Mis à jour le 4 septembre 2026
Un CCAG, cahier des clauses administratives générales, est un document type approuvé par arrêté ministériel qui fixe les règles administratives et financières communes à une famille de marchés publics. Il sert de socle contractuel standard, que chaque acheteur complète ou adapte dans le CCAP de son marché.
Comment ça marche
Il existe six CCAG, révisés en 2021, chacun adapté à une catégorie d'achats :
- CCAG Travaux, pour les marchés de construction et de génie civil ;
- CCAG FCS, fournitures courantes et services ;
- CCAG PI, prestations intellectuelles (études, conseil, création) ;
- CCAG TIC, techniques de l'information et de la communication ;
- CCAG MOE, maîtrise d'œuvre, créé en 2021 ;
- CCAG MI, marchés industriels.
Un CCAG ne s'applique que si le marché s'y réfère expressément, en général dans le CCAP ou l'acte d'engagement. L'acheteur peut y déroger, mais chaque dérogation doit être listée dans un article récapitulatif du CCAP, faute de quoi elle est réputée non écrite.
Les CCAG traitent notamment des délais d'exécution, des pénalités, des modalités de réception, de la sous-traitance, de la révision des prix, des garanties, des clauses de réexamen, de la propriété intellectuelle et du règlement des différends.
Ce que ça change pour une entreprise
Le CCAG est le filet de sécurité de l'entreprise : il contient des règles équilibrées, comme le plafonnement des pénalités, la procédure de constat des retards ou les modalités de réclamation. Connaître le CCAG de votre secteur vous évite de relire des dizaines de pages à chaque consultation et vous permet de repérer rapidement ce que l'acheteur a modifié.

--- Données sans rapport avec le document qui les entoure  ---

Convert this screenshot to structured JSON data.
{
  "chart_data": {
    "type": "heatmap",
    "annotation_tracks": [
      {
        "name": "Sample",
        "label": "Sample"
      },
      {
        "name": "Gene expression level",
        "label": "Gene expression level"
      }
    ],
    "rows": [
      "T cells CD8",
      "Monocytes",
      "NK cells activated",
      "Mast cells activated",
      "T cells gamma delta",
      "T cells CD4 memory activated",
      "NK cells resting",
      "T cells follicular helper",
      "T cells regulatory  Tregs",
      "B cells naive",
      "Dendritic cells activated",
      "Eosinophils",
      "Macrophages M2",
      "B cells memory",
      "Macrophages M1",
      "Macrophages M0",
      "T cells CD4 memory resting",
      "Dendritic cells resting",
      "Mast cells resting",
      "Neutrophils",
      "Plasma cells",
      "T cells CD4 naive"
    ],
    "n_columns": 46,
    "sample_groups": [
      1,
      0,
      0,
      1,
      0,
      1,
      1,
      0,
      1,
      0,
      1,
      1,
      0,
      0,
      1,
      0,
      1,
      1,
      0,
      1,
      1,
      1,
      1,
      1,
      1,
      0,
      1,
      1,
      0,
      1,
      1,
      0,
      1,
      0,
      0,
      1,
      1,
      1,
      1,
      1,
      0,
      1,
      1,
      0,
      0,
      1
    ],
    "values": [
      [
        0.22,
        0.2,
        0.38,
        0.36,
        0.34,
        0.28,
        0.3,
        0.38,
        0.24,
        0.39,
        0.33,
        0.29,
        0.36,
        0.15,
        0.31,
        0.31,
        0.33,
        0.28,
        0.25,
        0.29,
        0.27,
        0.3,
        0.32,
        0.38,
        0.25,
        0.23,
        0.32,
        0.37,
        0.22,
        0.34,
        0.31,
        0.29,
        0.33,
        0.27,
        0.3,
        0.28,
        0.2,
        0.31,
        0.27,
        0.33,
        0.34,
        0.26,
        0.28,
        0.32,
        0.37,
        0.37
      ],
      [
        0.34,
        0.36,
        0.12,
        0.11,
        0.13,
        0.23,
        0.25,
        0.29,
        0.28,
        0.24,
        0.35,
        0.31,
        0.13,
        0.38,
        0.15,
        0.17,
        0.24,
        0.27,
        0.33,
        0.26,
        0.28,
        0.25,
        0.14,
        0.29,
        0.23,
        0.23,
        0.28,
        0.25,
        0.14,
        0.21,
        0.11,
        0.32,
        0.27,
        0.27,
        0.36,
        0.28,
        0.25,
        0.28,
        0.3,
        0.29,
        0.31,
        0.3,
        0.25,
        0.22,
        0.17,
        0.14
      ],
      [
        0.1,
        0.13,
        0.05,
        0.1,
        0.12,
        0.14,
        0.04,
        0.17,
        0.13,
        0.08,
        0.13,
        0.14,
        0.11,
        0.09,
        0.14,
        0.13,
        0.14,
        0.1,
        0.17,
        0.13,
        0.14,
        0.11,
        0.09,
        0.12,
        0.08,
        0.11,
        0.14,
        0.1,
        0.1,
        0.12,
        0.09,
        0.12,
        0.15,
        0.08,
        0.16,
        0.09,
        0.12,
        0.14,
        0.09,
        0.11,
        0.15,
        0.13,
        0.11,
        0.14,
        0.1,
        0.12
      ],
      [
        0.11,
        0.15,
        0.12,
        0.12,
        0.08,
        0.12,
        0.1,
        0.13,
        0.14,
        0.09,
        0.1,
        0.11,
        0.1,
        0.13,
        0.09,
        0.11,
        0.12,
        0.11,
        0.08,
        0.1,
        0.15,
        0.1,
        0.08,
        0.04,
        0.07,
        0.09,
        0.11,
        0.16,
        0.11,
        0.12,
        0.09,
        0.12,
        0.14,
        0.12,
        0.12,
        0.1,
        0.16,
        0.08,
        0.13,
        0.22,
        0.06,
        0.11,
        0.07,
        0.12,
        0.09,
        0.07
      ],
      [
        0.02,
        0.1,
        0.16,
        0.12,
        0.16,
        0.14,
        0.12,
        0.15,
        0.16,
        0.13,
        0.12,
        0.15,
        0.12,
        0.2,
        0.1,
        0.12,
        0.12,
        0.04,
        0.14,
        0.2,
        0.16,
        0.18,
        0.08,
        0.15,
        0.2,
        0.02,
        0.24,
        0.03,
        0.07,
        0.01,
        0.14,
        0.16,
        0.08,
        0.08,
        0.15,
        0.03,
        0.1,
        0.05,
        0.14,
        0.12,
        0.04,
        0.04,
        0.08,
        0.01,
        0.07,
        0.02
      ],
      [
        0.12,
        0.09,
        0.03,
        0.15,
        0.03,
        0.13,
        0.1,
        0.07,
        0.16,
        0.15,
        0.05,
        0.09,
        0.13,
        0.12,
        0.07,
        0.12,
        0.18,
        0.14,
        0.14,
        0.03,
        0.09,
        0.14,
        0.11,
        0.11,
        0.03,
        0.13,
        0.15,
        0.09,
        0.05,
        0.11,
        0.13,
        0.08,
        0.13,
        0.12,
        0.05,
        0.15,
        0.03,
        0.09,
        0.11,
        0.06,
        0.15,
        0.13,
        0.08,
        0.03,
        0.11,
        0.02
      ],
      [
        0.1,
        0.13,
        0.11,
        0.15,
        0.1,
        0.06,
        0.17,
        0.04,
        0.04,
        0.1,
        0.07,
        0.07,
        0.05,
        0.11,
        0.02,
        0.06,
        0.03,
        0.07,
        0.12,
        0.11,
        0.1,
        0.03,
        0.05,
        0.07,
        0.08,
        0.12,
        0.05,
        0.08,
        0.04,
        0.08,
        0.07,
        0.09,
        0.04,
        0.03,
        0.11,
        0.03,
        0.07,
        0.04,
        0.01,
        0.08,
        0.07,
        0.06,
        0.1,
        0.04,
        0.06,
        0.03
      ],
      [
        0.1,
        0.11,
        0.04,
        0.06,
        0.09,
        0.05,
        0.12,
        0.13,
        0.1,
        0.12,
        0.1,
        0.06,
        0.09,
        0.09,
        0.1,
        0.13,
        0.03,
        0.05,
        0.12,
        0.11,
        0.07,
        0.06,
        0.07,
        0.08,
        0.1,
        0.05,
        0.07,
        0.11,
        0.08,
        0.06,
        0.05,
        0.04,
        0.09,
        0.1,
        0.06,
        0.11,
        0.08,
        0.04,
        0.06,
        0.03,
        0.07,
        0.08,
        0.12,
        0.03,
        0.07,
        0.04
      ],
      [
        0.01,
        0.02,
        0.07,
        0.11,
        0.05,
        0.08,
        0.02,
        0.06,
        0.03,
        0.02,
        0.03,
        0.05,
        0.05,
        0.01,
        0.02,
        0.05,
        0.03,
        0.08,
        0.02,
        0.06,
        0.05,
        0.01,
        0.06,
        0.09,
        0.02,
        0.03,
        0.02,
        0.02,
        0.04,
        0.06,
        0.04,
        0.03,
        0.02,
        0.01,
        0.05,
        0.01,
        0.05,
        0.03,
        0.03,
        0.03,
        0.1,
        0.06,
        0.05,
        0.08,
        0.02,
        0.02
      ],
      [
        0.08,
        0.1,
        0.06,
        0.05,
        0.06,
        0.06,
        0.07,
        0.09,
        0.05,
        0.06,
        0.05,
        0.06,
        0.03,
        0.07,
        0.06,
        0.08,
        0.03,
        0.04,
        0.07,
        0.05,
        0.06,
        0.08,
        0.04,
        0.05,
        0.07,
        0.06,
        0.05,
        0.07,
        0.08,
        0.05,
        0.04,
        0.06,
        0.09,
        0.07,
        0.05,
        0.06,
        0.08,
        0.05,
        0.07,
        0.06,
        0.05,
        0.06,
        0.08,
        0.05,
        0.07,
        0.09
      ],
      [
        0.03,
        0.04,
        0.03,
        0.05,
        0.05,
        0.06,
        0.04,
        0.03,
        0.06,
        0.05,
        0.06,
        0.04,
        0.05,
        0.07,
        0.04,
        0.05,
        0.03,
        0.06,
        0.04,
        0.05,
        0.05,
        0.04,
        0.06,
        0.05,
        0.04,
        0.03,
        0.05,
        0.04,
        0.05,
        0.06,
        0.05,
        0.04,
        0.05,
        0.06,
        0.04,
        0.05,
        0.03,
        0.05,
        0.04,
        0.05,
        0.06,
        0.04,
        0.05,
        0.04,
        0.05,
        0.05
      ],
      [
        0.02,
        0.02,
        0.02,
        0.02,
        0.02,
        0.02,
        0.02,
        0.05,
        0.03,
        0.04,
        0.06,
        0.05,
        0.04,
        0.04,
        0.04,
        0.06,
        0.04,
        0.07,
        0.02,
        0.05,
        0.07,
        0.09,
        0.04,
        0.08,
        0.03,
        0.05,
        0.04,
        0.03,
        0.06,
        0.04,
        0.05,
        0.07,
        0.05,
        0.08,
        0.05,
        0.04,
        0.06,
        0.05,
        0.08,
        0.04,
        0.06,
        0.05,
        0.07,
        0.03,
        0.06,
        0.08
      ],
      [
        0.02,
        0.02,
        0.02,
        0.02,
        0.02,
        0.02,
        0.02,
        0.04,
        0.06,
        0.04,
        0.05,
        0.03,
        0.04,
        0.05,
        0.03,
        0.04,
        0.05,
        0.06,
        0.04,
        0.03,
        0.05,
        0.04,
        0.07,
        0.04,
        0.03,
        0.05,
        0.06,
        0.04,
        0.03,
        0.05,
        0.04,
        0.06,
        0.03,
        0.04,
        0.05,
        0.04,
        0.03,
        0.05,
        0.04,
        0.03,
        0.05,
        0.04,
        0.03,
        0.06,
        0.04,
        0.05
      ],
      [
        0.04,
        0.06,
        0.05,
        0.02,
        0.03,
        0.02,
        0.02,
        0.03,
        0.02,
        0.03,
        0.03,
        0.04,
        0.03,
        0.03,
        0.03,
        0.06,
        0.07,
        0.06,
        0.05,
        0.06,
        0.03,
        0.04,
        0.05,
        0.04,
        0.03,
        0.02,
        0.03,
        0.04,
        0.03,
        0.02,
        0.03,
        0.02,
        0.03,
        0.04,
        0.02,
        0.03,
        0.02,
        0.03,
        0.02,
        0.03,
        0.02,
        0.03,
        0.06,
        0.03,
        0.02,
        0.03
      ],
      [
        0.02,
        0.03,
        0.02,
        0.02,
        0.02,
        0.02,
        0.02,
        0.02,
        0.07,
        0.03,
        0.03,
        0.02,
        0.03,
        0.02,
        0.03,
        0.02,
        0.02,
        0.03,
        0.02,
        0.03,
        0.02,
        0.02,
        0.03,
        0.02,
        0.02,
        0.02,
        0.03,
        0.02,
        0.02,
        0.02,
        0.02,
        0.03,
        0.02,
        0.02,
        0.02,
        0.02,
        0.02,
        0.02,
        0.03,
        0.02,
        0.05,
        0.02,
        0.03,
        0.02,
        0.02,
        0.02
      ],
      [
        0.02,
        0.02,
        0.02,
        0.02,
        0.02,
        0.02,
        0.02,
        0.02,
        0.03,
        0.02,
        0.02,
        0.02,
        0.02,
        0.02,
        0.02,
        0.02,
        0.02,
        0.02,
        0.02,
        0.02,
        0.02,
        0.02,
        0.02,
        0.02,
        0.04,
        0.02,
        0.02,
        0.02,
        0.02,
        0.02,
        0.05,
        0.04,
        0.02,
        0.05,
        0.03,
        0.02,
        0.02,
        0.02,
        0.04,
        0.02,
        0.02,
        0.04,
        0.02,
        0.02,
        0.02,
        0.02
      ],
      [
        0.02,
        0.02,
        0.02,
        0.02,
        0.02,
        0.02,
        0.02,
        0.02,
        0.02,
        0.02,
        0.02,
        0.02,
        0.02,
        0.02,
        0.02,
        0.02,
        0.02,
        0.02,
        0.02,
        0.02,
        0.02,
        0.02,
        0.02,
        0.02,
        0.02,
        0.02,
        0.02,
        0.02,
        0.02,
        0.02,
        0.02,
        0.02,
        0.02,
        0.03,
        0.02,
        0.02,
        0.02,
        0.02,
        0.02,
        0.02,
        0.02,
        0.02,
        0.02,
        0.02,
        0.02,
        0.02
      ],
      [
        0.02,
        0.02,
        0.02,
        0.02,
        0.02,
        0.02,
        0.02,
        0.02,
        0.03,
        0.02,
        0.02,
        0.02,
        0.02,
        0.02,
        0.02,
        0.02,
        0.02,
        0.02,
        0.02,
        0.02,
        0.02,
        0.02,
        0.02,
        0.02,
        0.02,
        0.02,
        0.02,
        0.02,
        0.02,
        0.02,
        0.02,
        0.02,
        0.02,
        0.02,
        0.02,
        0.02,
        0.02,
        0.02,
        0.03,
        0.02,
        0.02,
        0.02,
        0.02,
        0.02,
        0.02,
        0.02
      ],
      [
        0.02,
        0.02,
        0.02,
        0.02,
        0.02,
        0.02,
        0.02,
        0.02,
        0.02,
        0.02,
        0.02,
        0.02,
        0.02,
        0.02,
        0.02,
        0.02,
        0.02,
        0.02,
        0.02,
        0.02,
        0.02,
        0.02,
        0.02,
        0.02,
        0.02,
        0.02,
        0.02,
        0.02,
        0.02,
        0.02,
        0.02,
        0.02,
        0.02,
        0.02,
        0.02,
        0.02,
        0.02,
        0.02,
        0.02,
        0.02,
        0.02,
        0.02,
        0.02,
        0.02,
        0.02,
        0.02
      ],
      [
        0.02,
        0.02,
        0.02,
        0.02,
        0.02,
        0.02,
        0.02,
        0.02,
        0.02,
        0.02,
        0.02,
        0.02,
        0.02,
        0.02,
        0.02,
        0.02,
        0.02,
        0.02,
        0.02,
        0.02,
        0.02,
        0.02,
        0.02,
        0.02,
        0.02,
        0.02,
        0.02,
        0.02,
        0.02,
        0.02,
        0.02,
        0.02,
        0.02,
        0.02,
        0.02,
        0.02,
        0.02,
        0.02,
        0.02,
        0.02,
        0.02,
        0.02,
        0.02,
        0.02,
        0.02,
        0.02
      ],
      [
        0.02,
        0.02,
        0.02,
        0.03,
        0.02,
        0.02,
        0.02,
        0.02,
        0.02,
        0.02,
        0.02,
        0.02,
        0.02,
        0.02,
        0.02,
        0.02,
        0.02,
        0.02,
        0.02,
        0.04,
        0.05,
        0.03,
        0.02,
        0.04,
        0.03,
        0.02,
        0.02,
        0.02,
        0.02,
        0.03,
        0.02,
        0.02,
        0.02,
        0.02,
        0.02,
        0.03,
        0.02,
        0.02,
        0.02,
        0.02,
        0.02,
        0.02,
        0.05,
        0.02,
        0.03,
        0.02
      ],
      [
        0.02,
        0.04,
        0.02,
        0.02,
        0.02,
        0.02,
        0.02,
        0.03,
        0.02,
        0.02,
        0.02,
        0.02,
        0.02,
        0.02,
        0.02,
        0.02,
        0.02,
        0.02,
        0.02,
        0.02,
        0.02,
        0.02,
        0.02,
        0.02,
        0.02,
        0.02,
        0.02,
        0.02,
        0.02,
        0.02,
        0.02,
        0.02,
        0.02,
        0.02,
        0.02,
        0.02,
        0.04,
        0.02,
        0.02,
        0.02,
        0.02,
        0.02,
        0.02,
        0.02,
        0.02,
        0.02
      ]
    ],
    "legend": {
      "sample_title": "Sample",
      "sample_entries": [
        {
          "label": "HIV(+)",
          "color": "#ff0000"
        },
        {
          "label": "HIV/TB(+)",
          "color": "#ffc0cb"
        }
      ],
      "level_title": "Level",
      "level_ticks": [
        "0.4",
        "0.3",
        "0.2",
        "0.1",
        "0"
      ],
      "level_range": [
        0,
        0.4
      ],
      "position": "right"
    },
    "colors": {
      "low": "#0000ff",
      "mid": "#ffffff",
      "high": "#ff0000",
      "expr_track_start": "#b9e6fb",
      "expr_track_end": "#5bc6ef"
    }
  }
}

Concentrez votre lecture du CCAP sur la liste des dérogations : c'est là que se cachent les écarts avec le standard. Une dérogation qui supprime le plafond des pénalités ou raccourcit les délais de réclamation mérite d'être intégrée dans votre prix, voire signalée par une question.
En cours d'exécution, le CCAG fixe des délais précis pour contester un ordre de service, demander une prolongation ou présenter un mémoire en réclamation. Les manquer fait perdre des droits.
Exemple
Une agence de communication répond à un marché de conception d'une campagne pour la région Bourgogne-Vallée, estimé à 180 000 € HT. Le CCAP renvoie au CCAG PI et déroge à son régime de propriété intellectuelle en prévoyant une cession totale des droits. L'agence en tient compte dans son prix, car elle ne pourra pas réutiliser les créations. Sans cette dérogation, le CCAG PI aurait prévu une simple concession de droits.
Questions fréquentes
Un marché peut-il ne se référer à aucun CCAG ?
Oui. Dans ce cas, le CCAP doit être complet et précis, ce qui est rare en pratique. La plupart des acheteurs s'appuient sur un CCAG.
Quelle version du CCAG s'applique ?
Celle désignée dans les pièces du marché. Les versions 2021 sont désormais la norme, mais des marchés anciens peuvent encore renvoyer aux versions 2009.
Le CCAG s'applique-t-il aux marchés privés ?
Non. Il est réservé à la commande publique, mais certaines entreprises l'utilisent comme référence dans leurs contrats privés.